La tessera del XVI secolo in pieno periodo vicereale; un secolo a Palermo fortemente segnato dagli effetti degli editti del 1492 dei Reali di Spagna contro ebrei e musulmani, che troncarono per secoli i rapporti di Palermo con la realtà mediorientale, mediterranea. Giuffrida illustra con grande efficacia narrativa i tratti salienti di una città con meno di 30000 abitanti e in trasformazione:
a) nuovi grossi dirigenti con “uomini nuovi”, emergenti quali Don Cola Bologna e Giovanni Sollima.
b) La istituzione del primo banco pubblico, la tavola, formalmente riunito il 1.2.1553 sotto la presidenza di don Ottavio Spinola, Pretore della città.
c) Nuove sensibilità culturali con librai, tipografi e rilegatori che introducono il commercio del libro e trovano rappresentazione emblematica alla fine del XVI secolo nella Bottega di Achille Piffari, e che si collegano in qualche misura alla figura di Pietro Agostino, grande “commis” con una nuova ascesa sociale legata ad una accorta politica matrimoniale, ma anche numismatico, collezionista, astrologo.
d) l’effimero delle cerimonie civili e religiose espresso da archi trionfali e scene mitologiche quale conferma e preludio di nuove sensibilità architettoniche;
e) grandi catastrofi con numerosi terremoti ed alluvioni e migliaia di vittime ma anche la bonifica delle paludi del Papireto;
f) rivolte e tensioni sociali frutto “naturale” del percorso di
trasformazione;
g) la indimenticabile, e ancora oggi in dimenticata, storica visita a Palermo, capitale, di Carlo V nel 1535.
Tutto ciò - ricorda il Giuffrida - ha caratterizzato il sorgere e il declino del progetto di Palermo “capitale felicissima”, un progetto alimentato dal grande sviluppo economico dei primi decenni e mortificato dalla crisi economica degli ultimi decenni del XVI secolo.

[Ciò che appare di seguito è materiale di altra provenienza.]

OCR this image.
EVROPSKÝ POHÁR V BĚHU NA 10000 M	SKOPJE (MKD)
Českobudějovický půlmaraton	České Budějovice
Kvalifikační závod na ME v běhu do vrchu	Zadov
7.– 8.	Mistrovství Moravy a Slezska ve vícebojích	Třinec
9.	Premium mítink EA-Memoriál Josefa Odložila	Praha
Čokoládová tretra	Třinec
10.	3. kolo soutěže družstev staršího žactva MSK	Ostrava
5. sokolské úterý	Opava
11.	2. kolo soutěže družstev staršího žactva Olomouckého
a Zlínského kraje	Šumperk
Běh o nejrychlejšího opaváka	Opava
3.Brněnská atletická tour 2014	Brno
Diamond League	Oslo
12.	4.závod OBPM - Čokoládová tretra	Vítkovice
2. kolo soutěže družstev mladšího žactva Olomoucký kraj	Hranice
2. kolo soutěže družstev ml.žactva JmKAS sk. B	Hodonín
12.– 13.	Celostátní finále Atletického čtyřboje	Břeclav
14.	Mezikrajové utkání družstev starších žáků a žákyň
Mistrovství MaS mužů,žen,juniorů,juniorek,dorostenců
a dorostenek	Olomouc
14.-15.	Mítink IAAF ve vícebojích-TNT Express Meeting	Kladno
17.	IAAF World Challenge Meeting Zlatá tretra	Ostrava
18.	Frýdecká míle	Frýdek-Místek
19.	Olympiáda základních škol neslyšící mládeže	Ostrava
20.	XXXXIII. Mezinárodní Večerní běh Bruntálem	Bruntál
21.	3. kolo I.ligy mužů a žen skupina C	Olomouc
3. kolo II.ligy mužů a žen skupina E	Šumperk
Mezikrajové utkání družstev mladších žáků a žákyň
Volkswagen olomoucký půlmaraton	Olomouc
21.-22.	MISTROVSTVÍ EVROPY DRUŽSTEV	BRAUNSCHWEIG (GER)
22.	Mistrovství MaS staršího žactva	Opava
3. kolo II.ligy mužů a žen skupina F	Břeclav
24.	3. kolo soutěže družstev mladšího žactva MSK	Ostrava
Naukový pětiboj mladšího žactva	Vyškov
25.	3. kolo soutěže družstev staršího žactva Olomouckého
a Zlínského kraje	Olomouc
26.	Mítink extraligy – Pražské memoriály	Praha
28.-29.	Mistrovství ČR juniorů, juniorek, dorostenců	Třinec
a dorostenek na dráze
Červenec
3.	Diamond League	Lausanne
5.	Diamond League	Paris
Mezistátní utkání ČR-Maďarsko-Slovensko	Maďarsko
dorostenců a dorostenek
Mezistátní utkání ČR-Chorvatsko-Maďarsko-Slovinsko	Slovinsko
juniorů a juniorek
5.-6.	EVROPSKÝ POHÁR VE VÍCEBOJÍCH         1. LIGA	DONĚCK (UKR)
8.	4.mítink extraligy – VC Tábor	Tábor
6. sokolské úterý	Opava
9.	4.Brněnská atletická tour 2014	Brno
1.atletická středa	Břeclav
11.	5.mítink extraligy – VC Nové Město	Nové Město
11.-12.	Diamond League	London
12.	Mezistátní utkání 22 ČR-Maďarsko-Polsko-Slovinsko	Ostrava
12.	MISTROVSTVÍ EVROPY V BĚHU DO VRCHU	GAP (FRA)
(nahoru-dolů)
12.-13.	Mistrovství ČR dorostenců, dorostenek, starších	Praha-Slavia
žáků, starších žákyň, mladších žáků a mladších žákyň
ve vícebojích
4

Cosa resta di quel secolo a Palermo? Tanto certamente... ma in particolare il tentativo di fare di Palermo “capitale” una realtà urbana, una “città” e non soltanto luogo fisico di residenze sfarzose o miserabili, di ricchezze e povertà, fortemente e prevalentemente legata ad una economia agricola e feudale. Vieni alla memoria - ma non è oggetto di questa opera di Giuffrida - la dimensione urbana, di Palermo non più capitale, realizzata alcuni secoli dopo dalla colta ed innovativa borghesia imprenditoriale dell’epoca dei Florio, che ha lasciato una impronta mitteleuropea alla città al di fuori del centro storico, il sacco di Palermo del secondo dopoguerra e l’attuale cammino di rinascita, altre tessere della stessa Palermo. Resta la gratitudine che desidero esprimere per il professor Giuffrida per aver rispolverato una delle tessere del complesso e multicolore “Mosaico Palermo”.